Entre as realidades ambientais apocalípticas que chegam diariamente às notícias, uma das menos faladas é a da acumulação do lixo urbano. Falta-lhe a dimensão dramática dos resíduos industriais de alguns setores como o têxtil, a pecuária, o químico e outros, pois mal fechamos o saquinho dos orgânicos, o assunto fica resolvido.
Em Atenas, no final do passado mês de junho, os serviços de recolha de lixo da cidade estiveram várias semanas em greve, o que levou a uma acumulação de sacos nas ruas, que atingiam os 2 metros de altura e 6 de diâmetro, de 400 em 400 metros. Nestes dias, em que estive na capital grega, na linha do que previa, os termómetros atingiram os 44ºC, os dias mais quentes dos últimos 30 anos. Ao contrário do que esperava, encontrei uma cidade muito arborizada e sem ar poluído. O lixo urbano, de tão pouca importância que tem para o utilizador diário de uma cidade do primeiro mundo, não era sequer um aspeto considerado nas minhas expectativas.

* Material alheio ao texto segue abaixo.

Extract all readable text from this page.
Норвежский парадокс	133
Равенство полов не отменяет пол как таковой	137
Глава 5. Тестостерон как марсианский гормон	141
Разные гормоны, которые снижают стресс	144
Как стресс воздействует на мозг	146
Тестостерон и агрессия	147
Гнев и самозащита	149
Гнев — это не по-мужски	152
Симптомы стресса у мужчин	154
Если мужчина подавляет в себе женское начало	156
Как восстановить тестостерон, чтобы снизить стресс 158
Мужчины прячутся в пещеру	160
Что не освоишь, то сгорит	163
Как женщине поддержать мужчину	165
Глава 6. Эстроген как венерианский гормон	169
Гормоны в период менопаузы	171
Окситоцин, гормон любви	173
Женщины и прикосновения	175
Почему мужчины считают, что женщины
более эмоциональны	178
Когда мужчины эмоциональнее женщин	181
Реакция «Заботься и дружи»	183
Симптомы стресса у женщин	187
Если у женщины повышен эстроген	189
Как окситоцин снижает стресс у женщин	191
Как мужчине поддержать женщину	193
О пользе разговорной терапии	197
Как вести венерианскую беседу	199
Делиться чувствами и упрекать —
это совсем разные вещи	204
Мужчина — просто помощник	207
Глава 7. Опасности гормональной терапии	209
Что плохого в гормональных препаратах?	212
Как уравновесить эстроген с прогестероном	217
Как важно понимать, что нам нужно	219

Na Grécia, os trabalhadores da recolha do lixo pertencem a quadros da administração central, ao contrário do que é típico nos restantes países da Europa, onde habitualmente trabalham para os municípios. Possivelmente por isso, existirão dificuldades em gerir as necessidades de recolha das diferentes cidades, dando aso a contratações de curto prazo, e sazonais, que não ajudam à estabilidade do sistema.
Outro problema desta estratégia é que não permite, ao nível local, fazer uso dos materiais recicláveis. Na verdade, Atenas não faz reciclagem de resíduos urbanos, o que nos dias de hoje é inconcebível – os objetivos europeus para 2030 são de reciclar 65% de lixo municipal e 75% das embalagens, entre outros. Comparativamente à Grécia e outros países Europeus, parece-me que o modelo utilizado em Portugal, de atribuição de responsabilidades de tratamento e valorização de resíduos a empresas detidas por um conjunto de Câmaras ou Associações Municipais, até funciona razoavelmente bem.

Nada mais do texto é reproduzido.